Brokers at Deutsche Bank and Morgan Stanley think that lithium supply could start to catch up with demand, following news from one of the sector's biggest producers, Chile-based SQM, that it had resolved a dispute with Chile over its production levels.
Following the resolution, Deutsche Bank was quoted in the Financial Times as expecting SQM to increase its production from 63,000 tonnes of lithium carbonate in 2019, to 163,000 tonnes by 2024. Both Morgan Stanley and Deutsche Bank were quoted in the article as forecasting increased risks to the global lithium price, with Deutsche stating that the market could begin to balance by late 2018.
This has implications for several Australian lithium miners such as Galaxy Resources Limited (ASX: GXY) and Orocobre Limited (ASX: ORE), for whom swings in the price of lithium can have a large impact on revenue and profits.
Other smaller miners – and miner wannabes – are even more sensitive as they are typically less well funded and have higher cost operations.
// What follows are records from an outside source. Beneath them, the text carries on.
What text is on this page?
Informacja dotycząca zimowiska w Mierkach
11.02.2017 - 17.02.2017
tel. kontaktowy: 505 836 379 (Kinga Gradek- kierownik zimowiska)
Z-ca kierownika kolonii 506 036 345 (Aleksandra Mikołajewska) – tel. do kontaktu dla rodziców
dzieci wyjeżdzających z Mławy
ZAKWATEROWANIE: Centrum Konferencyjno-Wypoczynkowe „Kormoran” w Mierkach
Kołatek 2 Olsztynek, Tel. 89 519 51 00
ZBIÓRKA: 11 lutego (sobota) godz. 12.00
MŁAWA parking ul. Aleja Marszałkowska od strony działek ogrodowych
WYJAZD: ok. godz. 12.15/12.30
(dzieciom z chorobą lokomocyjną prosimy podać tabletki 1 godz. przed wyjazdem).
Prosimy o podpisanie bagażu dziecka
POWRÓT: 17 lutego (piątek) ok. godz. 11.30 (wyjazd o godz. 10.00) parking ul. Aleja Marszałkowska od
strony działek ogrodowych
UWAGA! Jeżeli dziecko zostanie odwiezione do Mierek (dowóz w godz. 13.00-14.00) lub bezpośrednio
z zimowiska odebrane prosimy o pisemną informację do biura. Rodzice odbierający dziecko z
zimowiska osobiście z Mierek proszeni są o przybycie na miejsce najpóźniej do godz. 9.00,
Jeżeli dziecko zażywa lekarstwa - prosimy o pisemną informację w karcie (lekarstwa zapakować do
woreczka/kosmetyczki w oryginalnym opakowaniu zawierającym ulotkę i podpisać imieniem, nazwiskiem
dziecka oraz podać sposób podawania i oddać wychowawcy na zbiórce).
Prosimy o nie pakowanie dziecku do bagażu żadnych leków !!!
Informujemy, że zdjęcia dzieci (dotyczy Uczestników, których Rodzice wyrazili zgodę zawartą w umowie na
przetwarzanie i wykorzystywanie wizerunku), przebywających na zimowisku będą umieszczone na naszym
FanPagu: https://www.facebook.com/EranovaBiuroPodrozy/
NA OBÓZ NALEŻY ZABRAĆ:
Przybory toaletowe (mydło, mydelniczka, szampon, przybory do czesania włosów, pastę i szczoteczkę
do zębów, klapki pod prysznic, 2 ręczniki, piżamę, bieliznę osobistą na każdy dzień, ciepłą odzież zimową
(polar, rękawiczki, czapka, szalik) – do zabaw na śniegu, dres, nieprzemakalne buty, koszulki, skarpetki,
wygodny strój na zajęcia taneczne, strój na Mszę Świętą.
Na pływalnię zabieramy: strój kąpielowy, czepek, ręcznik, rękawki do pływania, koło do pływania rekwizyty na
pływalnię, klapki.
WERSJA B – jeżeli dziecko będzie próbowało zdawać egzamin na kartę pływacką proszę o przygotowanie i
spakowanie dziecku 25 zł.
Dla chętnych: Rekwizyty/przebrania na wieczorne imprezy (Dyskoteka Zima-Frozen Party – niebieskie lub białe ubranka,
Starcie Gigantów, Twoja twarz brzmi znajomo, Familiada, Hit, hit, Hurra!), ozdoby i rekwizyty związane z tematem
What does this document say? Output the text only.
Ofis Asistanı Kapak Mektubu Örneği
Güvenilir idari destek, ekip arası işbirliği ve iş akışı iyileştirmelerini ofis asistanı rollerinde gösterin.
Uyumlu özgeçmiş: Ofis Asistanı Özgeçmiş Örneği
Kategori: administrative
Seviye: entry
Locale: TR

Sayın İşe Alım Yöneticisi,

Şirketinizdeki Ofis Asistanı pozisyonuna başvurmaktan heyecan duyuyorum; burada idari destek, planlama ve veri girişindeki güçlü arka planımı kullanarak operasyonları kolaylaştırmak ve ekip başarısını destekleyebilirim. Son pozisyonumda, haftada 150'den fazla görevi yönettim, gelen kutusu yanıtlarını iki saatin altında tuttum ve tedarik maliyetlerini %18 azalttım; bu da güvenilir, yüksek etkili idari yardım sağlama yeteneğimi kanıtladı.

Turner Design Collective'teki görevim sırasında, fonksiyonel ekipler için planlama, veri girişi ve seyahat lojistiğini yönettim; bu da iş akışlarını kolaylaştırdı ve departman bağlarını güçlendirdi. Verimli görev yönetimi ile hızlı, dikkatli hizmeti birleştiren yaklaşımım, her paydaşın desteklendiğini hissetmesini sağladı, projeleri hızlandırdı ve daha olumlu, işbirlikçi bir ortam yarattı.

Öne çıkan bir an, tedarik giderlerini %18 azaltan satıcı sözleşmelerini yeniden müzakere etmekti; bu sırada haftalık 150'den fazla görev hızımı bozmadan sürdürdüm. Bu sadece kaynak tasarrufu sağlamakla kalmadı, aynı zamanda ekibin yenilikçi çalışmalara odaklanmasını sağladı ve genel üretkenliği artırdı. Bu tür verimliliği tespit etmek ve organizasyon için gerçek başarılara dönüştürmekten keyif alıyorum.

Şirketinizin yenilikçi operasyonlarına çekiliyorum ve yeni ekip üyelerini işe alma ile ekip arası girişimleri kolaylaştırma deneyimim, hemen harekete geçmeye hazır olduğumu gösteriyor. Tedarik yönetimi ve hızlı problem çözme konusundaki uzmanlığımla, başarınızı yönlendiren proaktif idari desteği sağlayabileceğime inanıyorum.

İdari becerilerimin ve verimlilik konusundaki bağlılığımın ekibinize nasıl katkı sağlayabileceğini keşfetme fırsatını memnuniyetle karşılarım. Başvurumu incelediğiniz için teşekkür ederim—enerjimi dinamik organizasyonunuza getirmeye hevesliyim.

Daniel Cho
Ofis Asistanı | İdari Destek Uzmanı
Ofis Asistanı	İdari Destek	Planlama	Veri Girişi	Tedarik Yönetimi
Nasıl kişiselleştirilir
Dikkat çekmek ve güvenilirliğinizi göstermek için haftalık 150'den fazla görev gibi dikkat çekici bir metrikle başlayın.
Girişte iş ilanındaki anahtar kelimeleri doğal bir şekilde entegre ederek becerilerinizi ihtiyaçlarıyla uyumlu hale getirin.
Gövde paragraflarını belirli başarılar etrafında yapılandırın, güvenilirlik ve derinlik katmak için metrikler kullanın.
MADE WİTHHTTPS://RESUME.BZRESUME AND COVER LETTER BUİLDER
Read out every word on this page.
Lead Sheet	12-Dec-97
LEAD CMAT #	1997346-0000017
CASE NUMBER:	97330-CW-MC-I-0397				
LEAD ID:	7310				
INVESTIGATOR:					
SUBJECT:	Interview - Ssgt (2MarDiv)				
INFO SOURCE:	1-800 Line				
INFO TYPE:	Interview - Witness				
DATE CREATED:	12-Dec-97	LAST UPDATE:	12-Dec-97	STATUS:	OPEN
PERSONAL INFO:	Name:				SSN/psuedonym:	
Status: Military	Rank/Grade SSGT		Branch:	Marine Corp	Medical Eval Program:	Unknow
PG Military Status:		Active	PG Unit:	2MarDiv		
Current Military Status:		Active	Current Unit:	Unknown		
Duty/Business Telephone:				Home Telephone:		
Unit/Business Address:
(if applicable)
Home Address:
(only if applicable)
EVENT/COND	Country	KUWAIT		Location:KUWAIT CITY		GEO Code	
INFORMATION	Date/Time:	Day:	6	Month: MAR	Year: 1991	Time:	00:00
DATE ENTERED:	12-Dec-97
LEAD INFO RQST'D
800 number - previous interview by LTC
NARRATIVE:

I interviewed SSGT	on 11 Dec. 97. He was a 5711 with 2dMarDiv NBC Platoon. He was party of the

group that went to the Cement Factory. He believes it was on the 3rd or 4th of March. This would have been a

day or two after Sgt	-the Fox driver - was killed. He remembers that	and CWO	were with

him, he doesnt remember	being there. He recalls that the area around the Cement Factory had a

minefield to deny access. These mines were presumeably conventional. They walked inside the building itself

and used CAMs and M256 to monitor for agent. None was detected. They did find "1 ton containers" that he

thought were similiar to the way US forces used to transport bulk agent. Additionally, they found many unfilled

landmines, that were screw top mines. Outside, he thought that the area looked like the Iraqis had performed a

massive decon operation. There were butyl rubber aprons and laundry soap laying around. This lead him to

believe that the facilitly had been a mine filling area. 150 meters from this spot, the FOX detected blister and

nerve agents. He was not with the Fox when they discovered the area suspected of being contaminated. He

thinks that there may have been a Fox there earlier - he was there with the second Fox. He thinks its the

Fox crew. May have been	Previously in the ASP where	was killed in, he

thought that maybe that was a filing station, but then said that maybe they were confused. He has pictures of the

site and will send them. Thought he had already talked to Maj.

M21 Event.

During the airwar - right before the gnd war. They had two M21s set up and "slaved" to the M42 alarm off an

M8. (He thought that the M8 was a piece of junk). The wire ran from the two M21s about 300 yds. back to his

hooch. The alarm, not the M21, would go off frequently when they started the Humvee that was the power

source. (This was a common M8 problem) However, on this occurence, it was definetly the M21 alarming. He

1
It's also important to consider the degree to which future supply can impact the market. While lithium is in the midst of a boom now, prices are high enough that many miners are hurriedly moving into lithium or working to expand their production.
Galaxy and Orocobre have a number of side projects that could bring extra supply onto the market over the next few years, and as FT reported, global miners are also looking to increase their output.
A booming minerals market can also hide shocking capital allocation decisions, as is evidenced by the write-offs taken by some of our major iron ore miners recently. One key risk I see with lithium is not that supply increases and prices fall (though that is a key risk), it's that the miners spend big on marginal expansions or poor acquisitions.
If you're going to be a long-term owner of lithium miners, their capital allocation decisions are going to prove at least as important as the growth in electric vehicles demand, even though people focus on the latter and basically ignore the former.